Abus de l'employeur : quels recours pour le salarié ?

Mis à jour le 19 juin 2026 9 min de lecture
Rédigé par Le Devis Juridique
Équipe éditoriale - Rédaction juridique
Un salarié calme organise un dossier de documents personnels à son poste de travail dans un open-space lumineux
Réponse synthétique
Face à un abus de l'employeur, salaire impayé, licenciement injustifié ou harcèlement moral, le salarié peut saisir le conseil de prud'hommes, sans avocat obligatoire. Une tentative de conciliation précède le jugement. Les délais pour agir diffèrent selon le litige : trois ans pour un salaire, douze mois pour contester un licenciement, cinq ans pour un harcèlement. Des dommages et intérêts peuvent être accordés.
  • Le conseil de prud'hommes tranche les litiges entre un salarié et son employeur, sans avocat obligatoire.
  • Salaire impayé : l'action est possible pendant 3 ans (article L.3245-1 du Code du travail).
  • Licenciement sans cause réelle et sérieuse : 12 mois pour le contester (article L.1471-1).
  • Harcèlement moral : 5 ans pour agir (article 2224 du Code civil) ; réunir des preuves est essentiel.
  • La procédure débute par une phase de conciliation avant toute audience de jugement.

Qu'est-ce qu'un abus de l'employeur ?

En bref
Un manquement de l'employeur à ses obligations légales ou contractuelles : salaire non versé, licenciement injustifié, harcèlement, conditions de travail dégradées.

Un abus de l'employeur est un manquement à ses obligations envers le salarié, qu'elles découlent du contrat de travail ou du Code du travail. La relation de travail est encadrée par des règles précises, et l'employeur engage sa responsabilité lorsqu'il ne les respecte pas. Le salarié dispose alors de recours pour faire valoir ses droits, principalement devant le conseil de prud'hommes.

Les abus les plus fréquents portent sur trois situations :

  • Le salaire impayé ou versé de façon incomplète, en retard ou sans bulletin de paie.
  • Le licenciement prononcé sans cause réelle et sérieuse, ou sans respecter la procédure.
  • Le harcèlement moral, qui dégrade durablement les conditions de travail du salarié.

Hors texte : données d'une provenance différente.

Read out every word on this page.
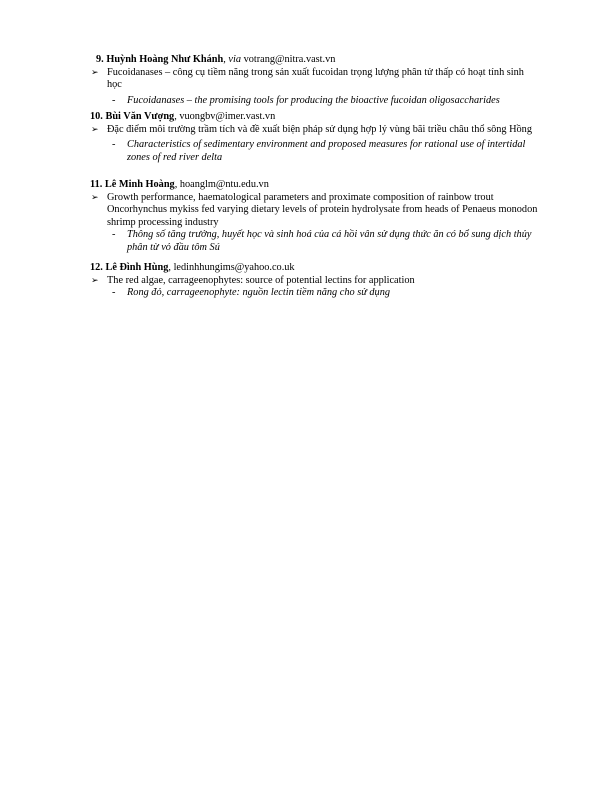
9. Huỳnh Hoàng Như Khánh, via votrang@nitra.vast.vn
➢ Fucoidanases – công cụ tiềm năng trong sản xuất fucoidan trọng lượng phân tử thấp có hoạt tính sinh học
- Fucoidanases – the promising tools for producing the bioactive fucoidan oligosaccharides
10. Bùi Văn Vượng, vuongbv@imer.vast.vn
➢ Đặc điểm môi trường trầm tích và đề xuất biện pháp sử dụng hợp lý vùng bãi triều châu thổ sông Hồng
- Characteristics of sedimentary environment and proposed measures for rational use of intertidal zones of red river delta
11. Lê Minh Hoàng, hoanglm@ntu.edu.vn
➢ Growth performance, haematological parameters and proximate composition of rainbow trout Oncorhynchus mykiss fed varying dietary levels of protein hydrolysate from heads of Penaeus monodon shrimp processing industry
- Thông số tăng trưởng, huyết học và sinh hoá của cá hồi vân sử dụng thức ăn có bổ sung dịch thủy phân từ vỏ đầu tôm Sú
12. Lê Đình Hùng, ledinhhungims@yahoo.co.uk
➢ The red algae, carrageenophytes: source of potential lectins for application
- Rong đỏ, carrageenophyte: nguồn lectin tiềm năng cho sử dụng
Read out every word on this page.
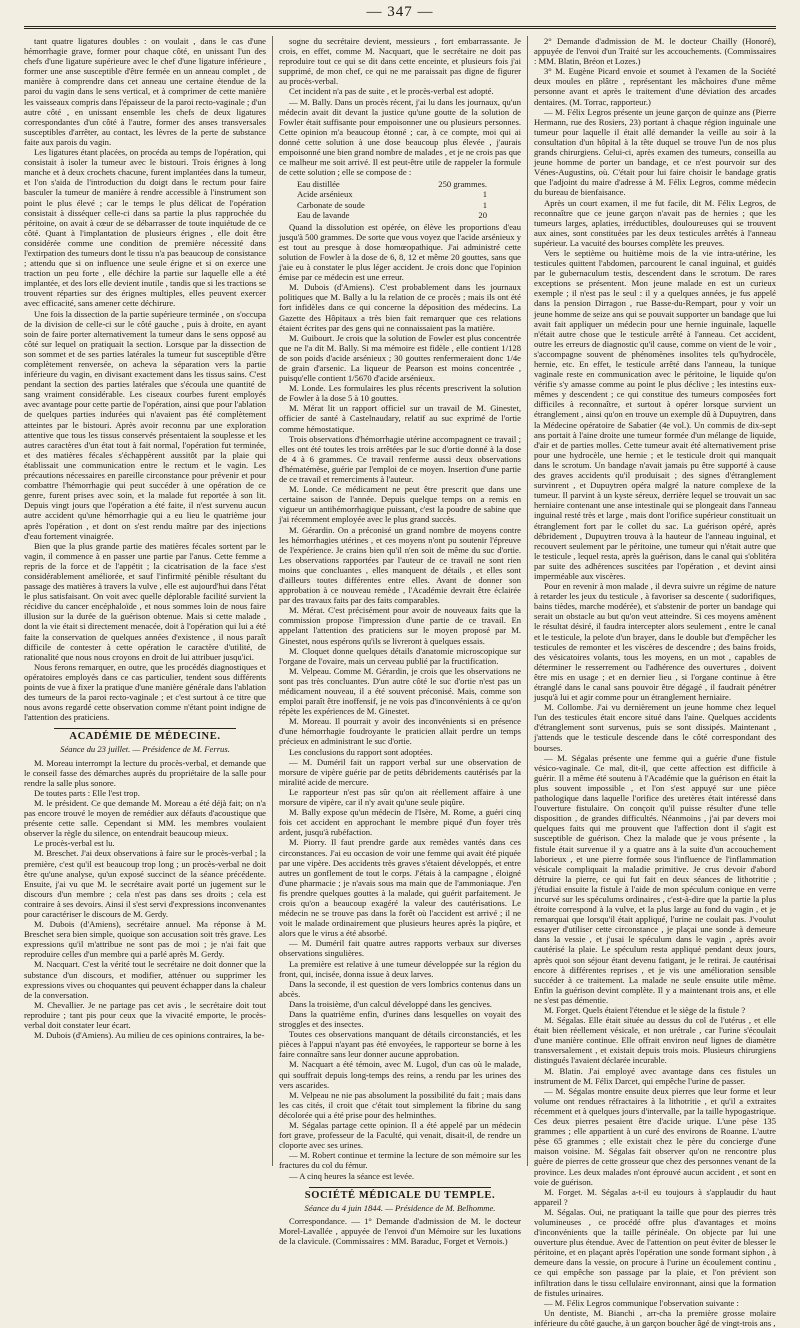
— 347 —

tant quatre ligatures doubles : on voulait , dans le cas d'une hémorrhagie grave, former pour chaque côté, en unissant l'un des chefs d'une ligature supérieure avec le chef d'une ligature inférieure , former une anse susceptible d'être fermée en un anneau complet , de manière à comprendre dans cet anneau une certaine étendue de la paroi du vagin dans le sens vertical, et à comprimer de cette manière les vaisseaux compris dans l'épaisseur de la paroi recto-vaginale ; d'un autre côté , en unissant ensemble les chefs de deux ligatures correspondantes d'un côté à l'autre, former des anses transversales susceptibles d'arrêter, au contact, les lèvres de la perte de substance faite aux parois du vagin.

Les ligatures étant placées, on procéda au temps de l'opération, qui consistait à isoler la tumeur avec le bistouri. Trois érignes à long manche et à deux crochets chacune, furent implantées dans la tumeur, et l'on s'aida de l'introduction du doigt dans le rectum pour faire basculer la tumeur de manière à rendre accessible à l'instrument son point le plus élevé ; car le temps le plus délicat de l'opération consistait à disséquer celle-ci dans sa partie la plus rapprochée du péritoine, on avait à cœur de se débarrasser de toute inquiétude de ce côté. Quant à l'implantation de plusieurs érignes , elle doit être considérée comme une condition de première nécessité dans l'extirpation des tumeurs dont le tissu n'a pas beaucoup de consistance ; attendu que si on influence une seule érigne et si on exerce une traction un peu forte , elle déchire la partie sur laquelle elle a été implantée, et des lors elle devient inutile , tandis que si les tractions se trouvent réparties sur des érignes multiples, elles peuvent exercer avec efficacité, sans amener cette déchirure.

Une fois la dissection de la partie supérieure terminée , on s'occupa de la division de celle-ci sur le côté gauche , puis à droite, en ayant soin de faire porter alternativement la tumeur dans le sens opposé au côté sur lequel on pratiquait la section. Lorsque par la dissection de son sommet et de ses parties latérales la tumeur fut susceptible d'être complètement renversée, on acheva la séparation vers la partie inférieure du vagin, en divisant exactement dans les tissus sains. C'est pendant la section des parties latérales que s'écoula une quantité de sang vraiment considérable. Les ciseaux courbes furent employés avec avantage pour cette partie de l'opération, ainsi que pour l'ablation de quelques parties indurées qui n'avaient pas été complètement atteintes par le bistouri. Après avoir reconnu par une exploration attentive que tous les tissus conservés présentaient la souplesse et les autres caractères d'un état tout à fait normal, l'opération fut terminée, et des matières fécales s'échappèrent aussitôt par la plaie qui établissait une communication entre le rectum et le vagin. Les précautions nécessaires en pareille circonstance pour prévenir et pour combattre l'hémorrhagie qui peut succéder à une opération de ce genre, furent prises avec soin, et la malade fut reportée à son lit. Depuis vingt jours que l'opération a été faite, il n'est survenu aucun autre accident qu'une hémorrhagie qui a eu lieu le quatrième jour après l'opération , et dont on s'est rendu maître par des injections d'eau fortement vinaigrée.

Bien que la plus grande partie des matières fécales sortent par le vagin, il commence à en passer une partie par l'anus. Cette femme a repris de la force et de l'appétit ; la cicatrisation de la face s'est considérablement améliorée, et sauf l'infirmité pénible résultant du passage des matières à travers la vulve , elle est aujourd'hui dans l'état le plus satisfaisant. On voit avec quelle déplorable facilité survient la récidive du cancer encéphaloïde , et nous sommes loin de nous faire illusion sur la durée de la guérison obtenue. Mais si cette malade , dont la vie était si directement menacée, doit à l'opération qui lui a été faite la conservation de quelques années d'existence , il nous paraît difficile de contester à cette opération le caractère d'utilité, de rationalité que nous nous croyons en droit de lui attribuer jusqu'ici.

Nous ferons remarquer, en outre, que les procédés diagnostiques et opératoires employés dans ce cas particulier, tendent sous différents points de vue à fixer la pratique d'une manière générale dans l'ablation des tumeurs de la paroi recto-vaginale ; et c'est surtout à ce titre que nous avons regardé cette observation comme n'étant point indigne de l'attention des praticiens.

ACADÉMIE DE MÉDECINE.
Séance du 23 juillet. — Présidence de M. Ferrus.

M. Moreau interrompt la lecture du procès-verbal, et demande que le conseil fasse des démarches auprès du propriétaire de la salle pour rendre la salle plus sonore.

De toutes parts : Elle l'est trop.

M. le président. Ce que demande M. Moreau a été déjà fait; on n'a pas encore trouvé le moyen de remédier aux défauts d'acoustique que présente cette salle. Cependant si MM. les membres voulaient observer la règle du silence, on entendrait beaucoup mieux.

Le procès-verbal est lu.

M. Breschet. J'ai deux observations à faire sur le procès-verbal ; la première, c'est qu'il est beaucoup trop long ; un procès-verbal ne doit être qu'une analyse, qu'un exposé succinct de la séance précédente. Ensuite, j'ai vu que M. le secrétaire avait porté un jugement sur le discours d'un membre ; cela n'est pas dans ses droits ; cela est contraire à ses devoirs. Ainsi il s'est servi d'expressions inconvenantes pour caractériser le discours de M. Gerdy.

M. Dubois (d'Amiens), secrétaire annuel. Ma réponse à M. Breschet sera bien simple, quoique son accusation soit très grave. Les expressions qu'il m'attribue ne sont pas de moi ; je n'ai fait que reproduire celles d'un membre qui a parlé après M. Gerdy.

M. Nacquart. C'est la vérité tout le secrétaire ne doit donner que la substance d'un discours, et modifier, atténuer ou supprimer les expressions vives ou choquantes qui peuvent échapper dans la chaleur de la conversation.

M. Chevallier. Je ne partage pas cet avis , le secrétaire doit tout reproduire ; tant pis pour ceux que la vivacité emporte, le procès-verbal doit constater leur écart.

M. Dubois (d'Amiens). Au milieu de ces opinions contraires, la be-

sogne du secrétaire devient, messieurs , fort embarrassante. Je crois, en effet, comme M. Nacquart, que le secrétaire ne doit pas reproduire tout ce qui se dit dans cette enceinte, et plusieurs fois j'ai supprimé, de mon chef, ce qui ne me paraissait pas digne de figurer au procès-verbal.

Cet incident n'a pas de suite , et le procès-verbal est adopté.

— M. Bally. Dans un procès récent, j'ai lu dans les journaux, qu'un médecin avait dit devant la justice qu'une goutte de la solution de Fowler était suffisante pour empoisonner une ou plusieurs personnes. Cette opinion m'a beaucoup étonné ; car, à ce compte, moi qui ai donné cette solution à une dose beaucoup plus élevée , j'aurais empoisonné une bien grand nombre de malades , et je ne crois pas que ce malheur me soit arrivé. Il est peut-être utile de rappeler la formule de cette solution ; elle se compose de :

Eau distillée	250 grammes.
Acide arsénieux	1
Carbonate de soude	1
Eau de lavande	20

Quand la dissolution est opérée, on élève les proportions d'eau jusqu'à 500 grammes. De sorte que vous voyez que l'acide arsénieux y est tout au presque à dose homœopathique. J'ai administré cette solution de Fowler à la dose de 6, 8, 12 et même 20 gouttes, sans que j'aie eu à constater le plus léger accident. Je crois donc que l'opinion émise par ce médecin est une erreur.

M. Dubois (d'Amiens). C'est probablement dans les journaux politiques que M. Bally a lu la relation de ce procès ; mais ils ont été fort infidèles dans ce qui concerne la déposition des médecins. La Gazette des Hôpitaux a très bien fait remarquer que ces relations étaient écrites par des gens qui ne connaissaient pas la matière.

M. Guibourt. Je crois que la solution de Fowler est plus concentrée que ne l'a dit M. Bally. Si ma mémoire est fidèle , elle contient 1/128 de son poids d'acide arsénieux ; 30 gouttes renfermeraient donc 1/4e de grain d'arsenic. La liqueur de Pearson est moins concentrée , puisqu'elle contient 1/5670 d'acide arsénieux.

M. Londe. Les formulaires les plus récents prescrivent la solution de Fowler à la dose 5 à 10 gouttes.

M. Mérat lit un rapport officiel sur un travail de M. Ginestet, officier de santé à Castelnaudary, relatif au suc exprimé de l'ortie comme hémostatique.

Trois observations d'hémorrhagie utérine accompagnent ce travail ; elles ont été toutes les trois arrêtées par le suc d'ortie donné à la dose de 4 à 6 grammes. Ce travail renferme aussi deux observations d'hématémèse, guérie par l'emploi de ce moyen. Insertion d'une partie de ce travail et remerciments à l'auteur.

M. Londe. Ce médicament ne peut être prescrit que dans une certaine saison de l'année. Depuis quelque temps on a remis en vigueur un antihémorrhagique puissant, c'est la poudre de sabine que j'ai récemment employée avec le plus grand succès.

M. Gérardin. On a préconisé un grand nombre de moyens contre les hémorrhagies utérines , et ces moyens n'ont pu soutenir l'épreuve de l'expérience. Je crains bien qu'il n'en soit de même du suc d'ortie. Les observations rapportées par l'auteur de ce travail ne sont rien moins que concluantes , elles manquent de détails , et elles sont d'ailleurs toutes différentes entre elles. Avant de donner son approbation à ce nouveau remède , l'Académie devrait être éclairée par des travaux faits par des faits comparables.

M. Mérat. C'est précisément pour avoir de nouveaux faits que la commission propose l'impression d'une partie de ce travail. En appelant l'attention des praticiens sur le moyen proposé par M. Ginestet, nous espérons qu'ils se livreront à quelques essais.

M. Cloquet donne quelques détails d'anatomie microscopique sur l'organe de l'ovaire, mais un cerveau publié par la fructification.

M. Velpeau. Comme M. Gérardin, je crois que les observations ne sont pas très concluantes. D'un autre côté le suc d'ortie n'est pas un médicament nouveau, il a été souvent préconisé. Mais, comme son emploi paraît être inoffensif, je ne vois pas d'inconvénients à ce qu'on répète les expériences de M. Ginestet.

M. Moreau. Il pourrait y avoir des inconvénients si en présence d'une hémorrhagie foudroyante le praticien allait perdre un temps précieux en administrant le suc d'ortie.

Les conclusions du rapport sont adoptées.

— M. Duméril fait un rapport verbal sur une observation de morsure de vipère guérie par de petits débridements cautérisés par la miralité acide de mercure.

Le rapporteur n'est pas sûr qu'on ait réellement affaire à une morsure de vipère, car il n'y avait qu'une seule piqûre.

M. Bally expose qu'un médecin de l'Isère, M. Rome, a guéri cinq fois cet accident en approchant le membre piqué d'un foyer très ardent, jusqu'à rubéfaction.

M. Piorry. Il faut prendre garde aux remèdes vantés dans ces circonstances. J'ai eu occasion de voir une femme qui avait été piquée par une vipère. Des accidents très graves s'étaient développés, et entre autres un gonflement de tout le corps. J'étais à la campagne , éloigné d'une pharmacie ; je n'avais sous ma main que de l'ammoniaque. J'en fis prendre quelques gouttes à la malade, qui guérit parfaitement. Je crois qu'on a beaucoup exagéré la valeur des cautérisations. Le médecin ne se trouve pas dans la forêt où l'accident est arrivé ; il ne voit le malade ordinairement que plusieurs heures après la piqûre, et alors que le virus a été absorbé.

— M. Duméril fait quatre autres rapports verbaux sur diverses observations singulières.

La première est relative à une tumeur développée sur la région du front, qui, incisée, donna issue à deux larves.

Dans la seconde, il est question de vers lombrics contenus dans un abcès.

Dans la troisième, d'un calcul développé dans les gencives.

Dans la quatrième enfin, d'urines dans lesquelles on voyait des stroggles et des insectes.

Toutes ces observations manquant de détails circonstanciés, et les pièces à l'appui n'ayant pas été envoyées, le rapporteur se borne à les faire connaître sans leur donner aucune approbation.

M. Nacquart a été témoin, avec M. Lugol, d'un cas où le malade, qui souffrait depuis long-temps des reins, a rendu par les urines des vers ascarides.

M. Velpeau ne nie pas absolument la possibilité du fait ; mais dans les cas cités, il croit que c'était tout simplement la fibrine du sang décolorée qui a été prise pour des helminthes.

M. Ségalas partage cette opinion. Il a été appelé par un médecin fort grave, professeur de la Faculté, qui venait, disait-il, de rendre un cloporte avec ses urines.

— M. Robert continue et termine la lecture de son mémoire sur les fractures du col du fémur.

— A cinq heures la séance est levée.

SOCIÉTÉ MÉDICALE DU TEMPLE.
Séance du 4 juin 1844. — Présidence de M. Belhomme.

Correspondance. — 1° Demande d'admission de M. le docteur Morel-Lavallée , appuyée de l'envoi d'un Mémoire sur les luxations de la clavicule. (Commissaires : MM. Baraduc, Forget et Vernois.)

2° Demande d'admission de M. le docteur Chailly (Honoré), appuyée de l'envoi d'un Traité sur les accouchements. (Commissaires : MM. Blatin, Bréon et Lozes.)

3° M. Eugène Picard envoie et soumet à l'examen de la Société deux moules en plâtre , représentant les mâchoires d'une même personne avant et après le traitement d'une déviation des arcades dentaires. (M. Torrac, rapporteur.)

— M. Félix Legros présente un jeune garçon de quinze ans (Pierre Hermann, rue des Rosiers, 23) portant à chaque région inguinale une tumeur pour laquelle il était allé demander la veille au soir à la consultation d'un hôpital à la tête duquel se trouve l'un de nos plus grands chirurgiens. Celui-ci, après examen des tumeurs, conseilla au jeune homme de porter un bandage, et ce n'est pourvoir sur des Vénes-Augustins, où. C'était pour lui faire choisir le bandage gratis que l'adjoint du maire d'adresse à M. Félix Legros, comme médecin du bureau de bienfaisance.

Après un court examen, il me fut facile, dit M. Félix Legros, de reconnaître que ce jeune garçon n'avait pas de hernies ; que les tumeurs larges, aplaties, irréductibles, douloureuses qui se trouvent aux aines, sont constituées par les deux testicules arrêtés à l'anneau supérieur. La vacuité des bourses complète les preuves.

Vers le septième ou huitième mois de la vie intra-utérine, les testicules quittent l'abdomen, parcourent le canal inguinal, et guidés par le gubernaculum testis, descendent dans le scrotum. De rares exceptions se présentent. Mon jeune malade en est un curieux exemple ; il n'est pas le seul : il y a quelques années, je fus appelé dans la pension Dirragon , rue Basse-du-Rempart, pour y voir un jeune homme de seize ans qui se pouvait supporter un bandage que lui avait fait appliquer un médecin pour une hernie inguinale, laquelle n'était autre chose que le testicule arrêté à l'anneau. Cet accident, outre les erreurs de diagnostic qu'il cause, comme on vient de le voir , s'accompagne souvent de phénomènes insolites tels qu'hydrocèle, hernie, etc. En effet, le testicule arrêté dans l'anneau, la tunique vaginale reste en communication avec le péritoine, le liquide qu'on vérifie s'y amasse comme au point le plus déclive ; les intestins eux-mêmes y descendent ; ce qui constitue des tumeurs composées fort difficiles à reconnaître, et surtout à opérer lorsque survient un étranglement , ainsi qu'on en trouve un exemple dû à Dupuytren, dans la Médecine opératoire de Sabatier (4e vol.). Un commis de dix-sept ans portait à l'aine droite une tumeur formée d'un mélange de liquide, d'air et de parties molles. Cette tumeur avait été alternativement prise pour une hydrocèle, une hernie ; et le testicule droit qui manquait dans le scrotum. Un bandage n'avait jamais pu être supporté à cause des graves accidents qu'il produisait ; des signes d'étranglement survinrent , et Dupuytren opéra malgré la nature complexe de la tumeur. Il parvint à un kyste séreux, derrière lequel se trouvait un sac herniaire contenant une anse intestinale qui se plongeait dans l'anneau inguinal resté très et large , mais dont l'orifice supérieur constituait un étranglement fort par le collet du sac. La guérison opéré, après débridement , Dupuytren trouva à la hauteur de l'anneau inguinal, et recouvert seulement par le péritoine, une tumeur qui n'était autre que le testicule , lequel resta, après la guérison, dans le canal qui s'oblitéra par suite des adhérences suscitées par l'opération , et devint ainsi imperméable aux viscères.

Pour en revenir à mon malade , il devra suivre un régime de nature à retarder les jeux du testicule , à favoriser sa descente ( sudorifiques, bains tièdes, marche modérée), et s'abstenir de porter un bandage qui serait un obstacle au but qu'on veut atteindre. Si ces moyens amènent le résultat désiré, il faudra intercepter alors seulement , entre le canal et le testicule, la pelote d'un brayer, dans le double but d'empêcher les testicules de remonter et les viscères de descendre ; des bains froids, des vésicatoires volants, tous les moyens, en un mot , capables de déterminer le resserrement ou l'adhérence des ouvertures , doivent être mis en usage ; et en dernier lieu , si l'organe continue à être étranglé dans le canal sans pouvoir être dégagé , il faudrait pénétrer jusqu'à lui et agir comme pour un étranglement herniaire.

M. Collombe. J'ai vu dernièrement un jeune homme chez lequel l'un des testicules était encore situé dans l'aine. Quelques accidents d'étranglement sont survenus, puis se sont dissipés. Maintenant , j'attends que le testicule descende dans le côté correspondant des bourses.

— M. Ségalas présente une femme qui a guérie d'une fistule vésico-vaginale. Ce mal, dit-il, que cette affection est difficile à guérir. Il a même été soutenu à l'Académie que la guérison en était la plus souvent impossible , et l'on s'est appuyé sur une pièce pathologique dans laquelle l'orifice des uretères était intéressé dans l'ouverture fistulaire. On conçoit qu'il puisse résulter d'une telle disposition , de grandes difficultés. Néanmoins , j'ai par devers moi quelques faits qui me prouvent que l'affection dont il s'agit est susceptible de guérison. Chez la malade que je vous présente , la fistule était survenue il y a quatre ans à la suite d'un accouchement laborieux , et une pierre formée sous l'influence de l'inflammation vésicale compliquait la maladie primitive. Je crus devoir d'abord détruire la pierre, ce qui fut fait en deux séances de lithotritie ; j'étudiai ensuite la fistule à l'aide de mon spéculum conique en verre incurvé sur les spéculums ordinaires , c'est-à-dire que la partie la plus étroite correspond à la vulve, et la plus large au fond du vagin , et je remarquai que lorsqu'il était appliqué, l'urine ne coulait pas. J'voulut essayer d'utiliser cette circonstance , je plaçai une sonde à demeure dans la vessie , et j'usai le spéculum dans le vagin , après avoir cautérisé la plaie. Le spéculum resta appliqué pendant deux jours, après quoi son séjour étant devenu fatigant, je le retirai. Je cautérisai encore à différentes reprises , et je vis une amélioration sensible succéder à ce traitement. La malade ne seule ensuite utile même. Enfin la guérison devint complète. Il y a maintenant trois ans, et elle ne s'est pas démentie.

M. Forget. Quels étaient l'étendue et le siège de la fistule ?

M. Ségalas. Elle était située au dessus du col de l'utérus , et elle était bien réellement vésicale, et non urétrale , car l'urine s'écoulait d'une manière continue. Elle offrait environ neuf lignes de diamètre transversalement , et existait depuis trois mois. Plusieurs chirurgiens distingués l'avaient déclarée incurable.

M. Blatin. J'ai employé avec avantage dans ces fistules un instrument de M. Félix Darcet, qui empêche l'urine de passer.

— M. Ségalas montre ensuite deux pierres que leur forme et leur volume ont rendues réfractaires à la lithotritie , et qu'il a extraites récemment et à quelques jours d'intervalle, par la taille hypogastrique. Ces deux pierres pesaient être d'acide urique. L'une pèse 135 grammes ; elle appartient à un curé des environs de Roanne. L'autre pèse 65 grammes ; elle existait chez le père du concierge d'une maison voisine. M. Ségalas fait observer qu'on ne rencontre plus guère de pierres de cette grosseur que chez des personnes venant de la province. Les deux malades n'ont éprouvé aucun accident , et sont en voie de guérison.

M. Forget. M. Ségalas a-t-il eu toujours à s'applaudir du haut appareil ?

M. Ségalas. Oui, ne pratiquant la taille que pour des pierres très volumineuses , ce procédé offre plus d'avantages et moins d'inconvénients que la taille périnéale. On objecte par lui une ouverture plus étendue. Avec de l'attention on peut éviter de blesser le péritoine, et en plaçant après l'opération une sonde formant siphon , à demeure dans la vessie, on procure à l'urine un écoulement continu , ce qui empêche son passage par la plaie, et l'on prévient son infiltration dans le tissu cellulaire environnant, ainsi que la formation de fistules urinaires.

— M. Félix Legros communique l'observation suivante :

Un dentiste, M. Bianchi , arr-cha la première grosse molaire inférieure du côté gauche, à un garçon boucher âgé de vingt-trois ans ,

Que faire en cas de salaire impayé ?

En bref
Réclamer le paiement par écrit, puis saisir le conseil de prud'hommes. L'action est ouverte pendant 3 ans et peut porter sur les sommes dues et des dommages et intérêts.

Le salaire est mensuel et doit être versé une fois par mois (article L.3242-1 du Code du travail). Lorsque l'employeur ne paie pas, ne paie qu'une partie ou accumule du retard, il manque à une obligation essentielle du contrat. Le salarié peut d'abord réclamer les sommes dues par lettre recommandée, puis, à défaut, saisir le conseil de prud'hommes pour obtenir le paiement et, le cas échéant, des dommages et intérêts en réparation du préjudice subi.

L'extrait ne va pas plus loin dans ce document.